Some people have real problems with Sia. And we’re going to tell you them.

[Video][Website]
[4.20]
Will Adams: “Chandelier” epitomizes everything wrong with Sia’s recent career path. First, there is no worse setting for Sia’s vowel-mangling vocals than Top 40 pop lyrics, and while virtually all of her pop patrons emulate her tics, it’s most prominent from the source. She is practically incomprehensible on the verses — to the point where I’d rather listen to her compare herself to a horse, because I would at least understand her there — and her slurred “one-two-three-drink” line just sounds awkward. Second, her recent success as a hook writer has shifted all her priorities to the chorus; “Chandelier” couldn’t care less about its verses and bridges. Its only concern is blasting you with its distended chorus, resulting in two eight-bar sections and a post-chorus, all of which carry on and on. Third, this chorus-obsessed bent leads to howled melodies that aren’t so much inspiring as they are hair-raising. It doesn’t help that Sia sounds like she’s about to pop a vein during the second part of the chorus. I fear for her safety when she has to sing this live.
[2]
Crystal Leww: Sia is how melisma has fought back in the pop vocal delivery world, and she’s the prime example of how delivery can make or break a song. Her grandiose vocal style tends to drag everything out of every syllable, here twisting “chandelier” into three pitches in a completely unnecessary way. It works over a beat that is so simple that it’s confining, and less here when there’s space for those vocal changeups to happen more than twice a word. Sia and Ryan Tedder really are of the same breed: this type of fare is really just an American Idol contestant that’s better produced.
[4]
Anthony Easton: Sia’s slightly off tune speak singing adds much needed complexity to her songs. When they are given to other singers they tend to flatten.
[6]
Alfred Soto: A cruel squandering of talent, potential, and melody, or considering her writing credits maybe not, for this is precisely what her resume would lead me to think is a Rihanna ballad.
[4]
Brad Shoup: Her pipes are propping the score. I mean, jeez, I was prepped for mealy-mouthed patois and then she cracks open this ragged adolescent searchlight. It’s a sidestep from a yodel, and it’s insane. The Auto Tune part was surely included for contrast. Twenty years ago, this might’ve merited strings; now it’s boom-bap drumming. Either way it’d be one hell of a scam.
[7]
John Seroff: Sia, for me, was a once potential Robyn who has since become the 20teen’s Linda Perry: inoffensive, effective, popular and a little boring. I suppose you don’t make the cover of Billboard by going against the grain. Chris Rosen’s arch labeling of this as “the best Rihanna song of 2014” is mostly dead on, except it’s not a particularly good song. I’m giving this a bonus point for the amusing phrasing of “chandelier” as “chimney” but I have the sneaking suspicion that quirk is going to curdle after I hear it shouted by gaggles of drunks on every pub corner in the too-near future for what I fear to be far too long.
[4]
Mallory O’Donnell: Presumably someone out there derives pleasure from Sia’s voice, I’ve never been able to filter anything useful out of the FX and affectations. This clumsy arrangement doesn’t help – it tries to be three different songs and that only abets Sia who is trying to be at least six different singers. Always remove one thing before you leave the track.
[3]
Katherine St Asaph: Hitmakers gonna hitmake, and Greg Kurstin and Sia know hits. They’ve written a YOLO Traviata here: a party girl’s final words of resolve, living for the moment because the next moment takes place in a hospital bed, but only as dark as you want it to be.

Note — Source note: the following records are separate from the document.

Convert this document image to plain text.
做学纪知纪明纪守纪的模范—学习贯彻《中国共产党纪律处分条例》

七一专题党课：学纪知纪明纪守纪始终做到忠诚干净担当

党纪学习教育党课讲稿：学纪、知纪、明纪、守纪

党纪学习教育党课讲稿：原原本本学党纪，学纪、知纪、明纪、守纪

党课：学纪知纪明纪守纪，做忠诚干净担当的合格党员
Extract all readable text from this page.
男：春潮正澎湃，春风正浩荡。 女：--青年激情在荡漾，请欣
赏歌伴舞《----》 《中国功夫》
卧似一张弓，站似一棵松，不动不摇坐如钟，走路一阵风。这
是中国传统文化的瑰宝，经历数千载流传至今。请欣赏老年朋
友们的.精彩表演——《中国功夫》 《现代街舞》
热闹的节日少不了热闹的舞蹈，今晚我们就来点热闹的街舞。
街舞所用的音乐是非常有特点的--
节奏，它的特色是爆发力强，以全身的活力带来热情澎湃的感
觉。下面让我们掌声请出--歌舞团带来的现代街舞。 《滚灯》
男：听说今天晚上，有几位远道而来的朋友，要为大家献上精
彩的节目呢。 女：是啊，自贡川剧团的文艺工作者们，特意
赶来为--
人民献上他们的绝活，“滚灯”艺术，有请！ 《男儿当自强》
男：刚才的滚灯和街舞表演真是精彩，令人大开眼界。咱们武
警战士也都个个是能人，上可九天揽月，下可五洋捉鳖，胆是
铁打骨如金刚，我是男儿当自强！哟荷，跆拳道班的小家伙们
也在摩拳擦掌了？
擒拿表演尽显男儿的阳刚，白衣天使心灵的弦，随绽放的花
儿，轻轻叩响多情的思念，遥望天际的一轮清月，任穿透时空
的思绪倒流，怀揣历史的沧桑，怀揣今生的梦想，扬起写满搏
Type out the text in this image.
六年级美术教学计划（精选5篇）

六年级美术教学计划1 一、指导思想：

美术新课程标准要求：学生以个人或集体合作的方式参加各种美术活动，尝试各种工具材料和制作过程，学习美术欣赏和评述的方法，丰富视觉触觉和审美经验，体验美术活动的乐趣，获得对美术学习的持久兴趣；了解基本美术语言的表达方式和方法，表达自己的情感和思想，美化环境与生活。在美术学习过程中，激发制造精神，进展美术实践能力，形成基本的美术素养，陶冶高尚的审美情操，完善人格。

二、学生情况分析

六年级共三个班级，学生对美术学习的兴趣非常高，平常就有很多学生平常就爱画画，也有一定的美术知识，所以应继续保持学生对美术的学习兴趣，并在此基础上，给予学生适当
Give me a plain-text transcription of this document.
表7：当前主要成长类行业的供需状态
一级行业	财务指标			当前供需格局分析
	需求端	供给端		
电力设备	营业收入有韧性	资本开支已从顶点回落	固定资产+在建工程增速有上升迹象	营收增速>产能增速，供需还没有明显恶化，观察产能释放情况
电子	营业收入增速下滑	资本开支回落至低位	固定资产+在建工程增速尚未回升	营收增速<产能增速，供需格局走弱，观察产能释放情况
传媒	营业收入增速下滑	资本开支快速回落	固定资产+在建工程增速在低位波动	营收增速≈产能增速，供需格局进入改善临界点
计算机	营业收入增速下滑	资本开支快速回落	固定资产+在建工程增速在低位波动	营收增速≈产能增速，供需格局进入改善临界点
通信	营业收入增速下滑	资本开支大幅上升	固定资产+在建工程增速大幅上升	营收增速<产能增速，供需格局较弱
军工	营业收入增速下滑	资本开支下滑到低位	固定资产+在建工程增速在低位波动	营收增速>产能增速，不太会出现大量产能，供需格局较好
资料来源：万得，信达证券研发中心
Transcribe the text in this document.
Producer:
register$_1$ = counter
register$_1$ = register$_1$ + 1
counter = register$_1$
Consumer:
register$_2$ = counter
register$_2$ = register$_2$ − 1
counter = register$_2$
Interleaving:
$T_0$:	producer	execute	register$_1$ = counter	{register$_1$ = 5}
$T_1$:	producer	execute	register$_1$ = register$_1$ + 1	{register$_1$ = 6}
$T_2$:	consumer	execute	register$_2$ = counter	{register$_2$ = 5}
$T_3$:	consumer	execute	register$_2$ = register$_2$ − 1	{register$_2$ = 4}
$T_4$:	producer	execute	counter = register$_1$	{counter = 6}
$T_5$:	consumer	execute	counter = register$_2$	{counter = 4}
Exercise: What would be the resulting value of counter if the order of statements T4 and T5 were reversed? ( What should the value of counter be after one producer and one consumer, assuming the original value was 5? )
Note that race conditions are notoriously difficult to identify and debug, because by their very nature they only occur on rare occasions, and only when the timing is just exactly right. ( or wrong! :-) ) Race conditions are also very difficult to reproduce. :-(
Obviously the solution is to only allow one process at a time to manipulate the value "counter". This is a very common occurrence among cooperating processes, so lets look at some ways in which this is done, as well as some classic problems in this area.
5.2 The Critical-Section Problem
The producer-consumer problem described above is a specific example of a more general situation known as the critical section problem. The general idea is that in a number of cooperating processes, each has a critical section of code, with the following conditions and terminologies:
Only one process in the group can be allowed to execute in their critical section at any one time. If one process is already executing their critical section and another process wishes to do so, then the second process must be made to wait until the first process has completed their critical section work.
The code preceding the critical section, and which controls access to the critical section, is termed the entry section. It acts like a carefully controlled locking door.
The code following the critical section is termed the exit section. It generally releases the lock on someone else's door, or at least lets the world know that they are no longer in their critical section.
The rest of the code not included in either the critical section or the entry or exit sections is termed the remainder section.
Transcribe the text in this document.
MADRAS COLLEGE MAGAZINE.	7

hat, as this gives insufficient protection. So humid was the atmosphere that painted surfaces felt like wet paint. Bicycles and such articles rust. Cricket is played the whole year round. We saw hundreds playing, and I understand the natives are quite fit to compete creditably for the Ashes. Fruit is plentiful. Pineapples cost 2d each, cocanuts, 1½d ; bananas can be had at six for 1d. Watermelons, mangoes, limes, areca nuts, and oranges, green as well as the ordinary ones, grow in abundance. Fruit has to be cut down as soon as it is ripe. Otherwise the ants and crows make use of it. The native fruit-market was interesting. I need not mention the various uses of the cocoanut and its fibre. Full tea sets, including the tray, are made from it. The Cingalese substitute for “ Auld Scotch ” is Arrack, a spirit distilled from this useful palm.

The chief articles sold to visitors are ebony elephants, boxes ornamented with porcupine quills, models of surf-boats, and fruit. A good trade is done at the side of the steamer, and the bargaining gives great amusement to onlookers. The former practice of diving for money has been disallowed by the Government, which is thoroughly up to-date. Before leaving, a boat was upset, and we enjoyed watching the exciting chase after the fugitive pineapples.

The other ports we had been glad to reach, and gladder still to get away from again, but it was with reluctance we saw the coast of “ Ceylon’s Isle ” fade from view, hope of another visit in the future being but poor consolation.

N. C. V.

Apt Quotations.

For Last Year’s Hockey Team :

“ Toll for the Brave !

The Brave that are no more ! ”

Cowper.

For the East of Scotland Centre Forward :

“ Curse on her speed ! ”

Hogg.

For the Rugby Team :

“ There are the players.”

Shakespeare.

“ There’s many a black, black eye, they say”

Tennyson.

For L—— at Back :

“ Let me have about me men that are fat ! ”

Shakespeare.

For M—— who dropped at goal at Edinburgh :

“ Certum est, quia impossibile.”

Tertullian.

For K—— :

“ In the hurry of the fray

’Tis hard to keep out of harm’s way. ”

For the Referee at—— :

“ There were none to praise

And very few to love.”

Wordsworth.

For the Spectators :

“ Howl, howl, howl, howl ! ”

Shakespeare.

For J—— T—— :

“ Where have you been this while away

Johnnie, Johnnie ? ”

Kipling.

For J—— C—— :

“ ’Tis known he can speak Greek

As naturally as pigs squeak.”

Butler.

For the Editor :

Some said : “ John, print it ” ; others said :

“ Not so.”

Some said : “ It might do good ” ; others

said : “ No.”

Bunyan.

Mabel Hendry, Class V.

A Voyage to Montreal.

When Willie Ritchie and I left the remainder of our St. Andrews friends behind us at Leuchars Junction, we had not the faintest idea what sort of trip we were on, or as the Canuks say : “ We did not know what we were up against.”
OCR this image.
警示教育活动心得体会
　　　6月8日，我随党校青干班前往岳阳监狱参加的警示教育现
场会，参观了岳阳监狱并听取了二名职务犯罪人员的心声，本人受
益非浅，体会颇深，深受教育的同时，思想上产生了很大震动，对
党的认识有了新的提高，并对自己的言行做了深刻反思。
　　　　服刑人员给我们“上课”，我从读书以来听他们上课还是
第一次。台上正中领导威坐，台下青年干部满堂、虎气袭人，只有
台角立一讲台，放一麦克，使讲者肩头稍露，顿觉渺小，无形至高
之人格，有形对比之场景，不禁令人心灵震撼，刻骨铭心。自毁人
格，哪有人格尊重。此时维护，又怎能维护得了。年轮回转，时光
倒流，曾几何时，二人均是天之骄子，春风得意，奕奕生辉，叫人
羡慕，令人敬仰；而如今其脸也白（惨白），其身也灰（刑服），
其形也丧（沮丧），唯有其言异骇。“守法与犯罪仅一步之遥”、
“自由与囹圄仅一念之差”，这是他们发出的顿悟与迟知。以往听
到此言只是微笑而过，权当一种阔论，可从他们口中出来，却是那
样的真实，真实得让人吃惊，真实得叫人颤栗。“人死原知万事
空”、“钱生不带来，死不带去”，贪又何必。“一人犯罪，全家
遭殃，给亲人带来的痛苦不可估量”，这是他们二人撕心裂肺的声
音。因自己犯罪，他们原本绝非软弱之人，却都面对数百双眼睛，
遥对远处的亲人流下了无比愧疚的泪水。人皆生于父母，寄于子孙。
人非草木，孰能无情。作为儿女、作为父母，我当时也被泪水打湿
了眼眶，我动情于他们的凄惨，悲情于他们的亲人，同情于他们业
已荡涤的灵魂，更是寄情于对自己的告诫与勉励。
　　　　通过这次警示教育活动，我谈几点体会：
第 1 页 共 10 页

That autotuned “1-2-3 drink” is presumably meant to sound sad and nonhuman but exists so high schoolers can use it for actual 1-2-3-drinking (as is long drinking-song tradition), and anything troubling can and will be discarded to take in that massive standalone chorus, so big and shameless in its clutch at your gut I’m shocked it isn’t actually the Phantom of the Opera overture. Unfortunately, it is also the problem. Sia’s voice is fine over little trap snares, or for tricks like singing “phone’s blowing up” like she’s a ringtone, and at least it’s less jarring when it’s actually her singing with her voice. But it’s no good for a chorus. Like on “Only Girl (in the World),” you can hear how it’s supposed to end: “I’m gonna swing from the chandelier,” once more with purpose, one long note drawn out as the chords resolve, no melisma, no nonsense, and multitracked and Pro Tooled until the pathos is superhuman. Sia knows this already; shit, even David Guetta and Fergie can figure this out. I have no idea what Sia’s trying to show off.
[5]
Edward Okulicz: I played this back to back with “Drink to Get Drunk” and I’m now completely sure that Sia’s voice on this is as much her absorbing Rihanna’s tics as Rihanna absorbing hers. Badly needs an explosion noise somewhere around the chorus, perhaps over the entirety of it; I’m this close to a nose bleed just listening to it.
[4]
Patrick St. Michel: I am really just not a fan at all of her singing here.